私小説ならぬ、私映画。あるいは私フィルム? 亡くなった祖父を撮影し続けたのが写真家としての第一歩だったこともあってか、思い入れがヒシヒシと伝わってくる。そのおじいさんの写真集も出版されてるんだね。
たぶん特殊な機材を使うわけでなく、全編通して、HDカム(?)で撮影してるんだと思うのだが、写真家らしく、時にドキッとするような美しいシーンが挿入される。
主人公(本人)役は、バンプオブチキンみたいな感じの青年。親友役の2人は実際の監督の幼なじみ。どちらも(実際に)障害を持っていて、職場のシーンなんかがドキュメントっぽく挿入される。
都会ではそこそこ名の知れた写真家となっている主人公が、その親友2人と街中に遊びに行ったとき、なぜか鍛冶町(ローカルだなあ!)の横断歩道で東京の仕事関係の人間とバッタリ会ったりするが、ぎこちないやり取りがイイ。
それにしても喜味こいしの存在感はすごい。『ホノカア・ボーイ』を観ても思ったのだが、この人はある意味、笠智衆を越えているのではないか。凛とした様は、ベスト老人オブザワールドといってもいいくらいだ。

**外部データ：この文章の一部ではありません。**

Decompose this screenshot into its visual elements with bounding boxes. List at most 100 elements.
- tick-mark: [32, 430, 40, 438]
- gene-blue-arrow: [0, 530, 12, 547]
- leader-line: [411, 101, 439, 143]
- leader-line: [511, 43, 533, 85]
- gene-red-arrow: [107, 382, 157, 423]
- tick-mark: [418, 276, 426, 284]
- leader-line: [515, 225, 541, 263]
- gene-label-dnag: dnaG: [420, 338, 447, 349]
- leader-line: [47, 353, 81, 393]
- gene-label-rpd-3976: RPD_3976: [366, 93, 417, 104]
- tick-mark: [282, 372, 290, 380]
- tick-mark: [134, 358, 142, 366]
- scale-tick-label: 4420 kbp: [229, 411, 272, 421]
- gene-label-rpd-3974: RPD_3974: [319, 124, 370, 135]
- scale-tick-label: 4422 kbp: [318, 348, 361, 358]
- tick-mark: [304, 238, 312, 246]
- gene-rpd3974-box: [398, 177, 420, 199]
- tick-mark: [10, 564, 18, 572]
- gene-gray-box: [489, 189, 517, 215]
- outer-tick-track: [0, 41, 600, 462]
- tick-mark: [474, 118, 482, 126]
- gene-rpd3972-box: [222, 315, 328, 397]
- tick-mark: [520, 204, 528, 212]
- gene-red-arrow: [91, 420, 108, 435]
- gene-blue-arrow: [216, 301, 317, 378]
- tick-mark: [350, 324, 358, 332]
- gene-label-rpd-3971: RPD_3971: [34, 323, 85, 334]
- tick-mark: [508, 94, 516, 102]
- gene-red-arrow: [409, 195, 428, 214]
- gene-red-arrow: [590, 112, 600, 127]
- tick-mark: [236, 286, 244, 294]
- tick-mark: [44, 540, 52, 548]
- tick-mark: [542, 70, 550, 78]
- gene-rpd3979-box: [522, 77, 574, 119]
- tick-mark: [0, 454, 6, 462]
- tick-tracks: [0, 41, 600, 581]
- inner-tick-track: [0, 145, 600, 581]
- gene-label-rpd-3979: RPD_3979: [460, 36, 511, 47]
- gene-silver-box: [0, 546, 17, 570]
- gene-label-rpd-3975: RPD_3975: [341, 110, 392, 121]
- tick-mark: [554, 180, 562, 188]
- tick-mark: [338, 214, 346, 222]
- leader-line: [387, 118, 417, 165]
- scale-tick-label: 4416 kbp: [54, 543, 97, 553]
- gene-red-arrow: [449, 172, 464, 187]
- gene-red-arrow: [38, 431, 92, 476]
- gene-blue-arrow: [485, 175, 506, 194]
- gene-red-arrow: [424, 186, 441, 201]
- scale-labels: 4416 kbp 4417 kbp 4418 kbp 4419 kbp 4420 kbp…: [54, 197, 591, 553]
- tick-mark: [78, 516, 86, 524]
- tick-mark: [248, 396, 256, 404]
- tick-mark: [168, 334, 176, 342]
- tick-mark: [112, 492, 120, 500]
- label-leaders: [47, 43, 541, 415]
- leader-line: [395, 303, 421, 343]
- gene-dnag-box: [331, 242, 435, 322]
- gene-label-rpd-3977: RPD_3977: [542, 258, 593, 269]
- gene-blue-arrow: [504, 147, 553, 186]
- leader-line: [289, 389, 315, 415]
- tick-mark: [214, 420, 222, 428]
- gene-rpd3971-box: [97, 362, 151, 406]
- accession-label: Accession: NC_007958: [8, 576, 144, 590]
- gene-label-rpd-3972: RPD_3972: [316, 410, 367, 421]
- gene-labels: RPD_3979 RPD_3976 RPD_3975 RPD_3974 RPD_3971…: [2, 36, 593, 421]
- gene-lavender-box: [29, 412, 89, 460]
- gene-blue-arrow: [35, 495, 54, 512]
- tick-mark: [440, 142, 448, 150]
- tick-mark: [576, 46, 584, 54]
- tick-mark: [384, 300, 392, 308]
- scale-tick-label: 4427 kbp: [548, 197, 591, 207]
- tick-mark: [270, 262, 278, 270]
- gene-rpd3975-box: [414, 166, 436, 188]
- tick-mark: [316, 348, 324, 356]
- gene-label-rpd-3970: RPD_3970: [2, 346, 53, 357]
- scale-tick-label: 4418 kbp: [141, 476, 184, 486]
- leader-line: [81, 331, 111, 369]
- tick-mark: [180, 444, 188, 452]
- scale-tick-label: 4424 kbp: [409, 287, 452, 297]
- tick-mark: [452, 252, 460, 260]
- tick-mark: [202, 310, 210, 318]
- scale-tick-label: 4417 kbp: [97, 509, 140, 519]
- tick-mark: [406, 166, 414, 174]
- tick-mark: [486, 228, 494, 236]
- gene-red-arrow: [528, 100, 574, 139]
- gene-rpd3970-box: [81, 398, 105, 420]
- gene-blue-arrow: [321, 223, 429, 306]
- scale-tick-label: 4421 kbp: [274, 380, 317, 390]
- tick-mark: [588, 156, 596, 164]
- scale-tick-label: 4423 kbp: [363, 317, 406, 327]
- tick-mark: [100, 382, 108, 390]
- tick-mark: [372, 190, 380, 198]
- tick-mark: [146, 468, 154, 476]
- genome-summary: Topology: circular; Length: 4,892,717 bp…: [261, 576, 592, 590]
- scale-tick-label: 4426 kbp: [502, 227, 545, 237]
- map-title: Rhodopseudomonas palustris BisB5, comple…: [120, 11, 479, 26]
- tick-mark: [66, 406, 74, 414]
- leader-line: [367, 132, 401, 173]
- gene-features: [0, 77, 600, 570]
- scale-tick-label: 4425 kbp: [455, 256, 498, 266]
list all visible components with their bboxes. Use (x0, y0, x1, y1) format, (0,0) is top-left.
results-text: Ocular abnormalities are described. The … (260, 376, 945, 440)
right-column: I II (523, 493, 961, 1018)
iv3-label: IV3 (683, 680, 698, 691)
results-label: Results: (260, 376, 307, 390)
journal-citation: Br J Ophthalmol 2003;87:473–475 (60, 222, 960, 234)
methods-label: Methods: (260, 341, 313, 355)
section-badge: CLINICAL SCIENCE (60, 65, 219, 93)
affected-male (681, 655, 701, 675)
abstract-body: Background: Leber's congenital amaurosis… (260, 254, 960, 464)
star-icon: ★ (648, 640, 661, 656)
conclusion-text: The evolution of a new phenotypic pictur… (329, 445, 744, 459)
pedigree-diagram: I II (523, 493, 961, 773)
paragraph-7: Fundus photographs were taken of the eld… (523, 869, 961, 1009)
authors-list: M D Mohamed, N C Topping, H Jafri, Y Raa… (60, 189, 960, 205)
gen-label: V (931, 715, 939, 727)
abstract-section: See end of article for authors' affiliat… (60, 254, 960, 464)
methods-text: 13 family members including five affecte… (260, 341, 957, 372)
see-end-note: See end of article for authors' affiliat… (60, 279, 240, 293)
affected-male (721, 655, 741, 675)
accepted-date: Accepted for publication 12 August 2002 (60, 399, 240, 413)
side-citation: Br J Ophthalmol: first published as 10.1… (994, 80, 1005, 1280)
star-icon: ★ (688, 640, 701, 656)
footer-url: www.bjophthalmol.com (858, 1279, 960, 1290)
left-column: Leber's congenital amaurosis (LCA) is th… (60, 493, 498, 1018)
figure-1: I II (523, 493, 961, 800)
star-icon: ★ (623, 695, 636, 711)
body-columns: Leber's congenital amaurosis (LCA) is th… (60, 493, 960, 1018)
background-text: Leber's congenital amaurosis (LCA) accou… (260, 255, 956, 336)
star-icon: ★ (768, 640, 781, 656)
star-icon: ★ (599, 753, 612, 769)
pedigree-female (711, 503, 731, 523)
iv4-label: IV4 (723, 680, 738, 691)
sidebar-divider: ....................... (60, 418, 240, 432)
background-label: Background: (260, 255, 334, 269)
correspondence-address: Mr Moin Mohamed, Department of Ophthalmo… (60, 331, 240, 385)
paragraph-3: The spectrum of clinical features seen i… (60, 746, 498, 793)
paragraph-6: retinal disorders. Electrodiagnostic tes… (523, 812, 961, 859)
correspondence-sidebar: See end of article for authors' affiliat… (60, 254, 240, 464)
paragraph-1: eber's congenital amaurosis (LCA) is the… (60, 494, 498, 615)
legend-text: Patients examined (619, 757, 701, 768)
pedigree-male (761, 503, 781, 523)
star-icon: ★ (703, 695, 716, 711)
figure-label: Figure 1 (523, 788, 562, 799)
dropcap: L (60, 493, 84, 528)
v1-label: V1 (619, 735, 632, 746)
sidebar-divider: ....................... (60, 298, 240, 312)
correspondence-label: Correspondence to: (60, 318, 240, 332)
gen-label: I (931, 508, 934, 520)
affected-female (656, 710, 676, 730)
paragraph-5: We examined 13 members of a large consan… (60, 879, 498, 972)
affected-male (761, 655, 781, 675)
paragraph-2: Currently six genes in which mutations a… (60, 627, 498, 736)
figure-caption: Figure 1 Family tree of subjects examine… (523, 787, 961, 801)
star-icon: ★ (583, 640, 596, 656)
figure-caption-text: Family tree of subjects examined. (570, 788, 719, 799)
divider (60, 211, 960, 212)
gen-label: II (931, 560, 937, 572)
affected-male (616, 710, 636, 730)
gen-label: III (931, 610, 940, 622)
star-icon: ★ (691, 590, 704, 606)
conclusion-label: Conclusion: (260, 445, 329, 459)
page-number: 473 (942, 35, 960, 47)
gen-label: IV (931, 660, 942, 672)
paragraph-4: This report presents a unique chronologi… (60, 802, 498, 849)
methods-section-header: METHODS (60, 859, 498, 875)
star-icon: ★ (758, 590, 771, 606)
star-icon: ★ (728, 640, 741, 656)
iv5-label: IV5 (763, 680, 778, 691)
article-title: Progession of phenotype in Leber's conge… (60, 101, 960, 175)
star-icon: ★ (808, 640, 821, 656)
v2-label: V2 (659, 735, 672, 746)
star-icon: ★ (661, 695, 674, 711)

酒場で、若者に誘われて同じテーブルで飲むシーンなんか、すごくいい。威厳をひけらかすわけでもなく、あくまでも自然体であり、その佇まい、若者たちのあしらい方は、これぞまさに粋というもの。
極めつけは、海でのシーン。
以前も書いたことがあるが、浜松人にとっての海とは、延々と続く砂丘をひたすら歩いて、ようやく辿り着くというものであり、「海へつれていってくれないか」という言葉は、決して大げさではない。
砂に足を取られながら、一歩ずつ傾斜を登り、ようやく開けた視界の向こうに現れる水平線。海へと至るまで、どんな思いだったのか。そこで奏でるバイオリン、星影のワルツである。
監督自身の私的な思いだけでなく、見る者にとってはいとし師匠のことも思い出されるはずだ。
決して一般向けではないが、カッコいい老人が大好きな私としては、大いに満足。こいし師匠には、とにかく長生きしていただきたい。
この映画、実家に帰ってたときに1人で見た。そのまま置いてきたけど、はたしてウチの親父はどんな感想を持つだろうか。「よくわからん映画だったな!」とか言いそうだ(笑)。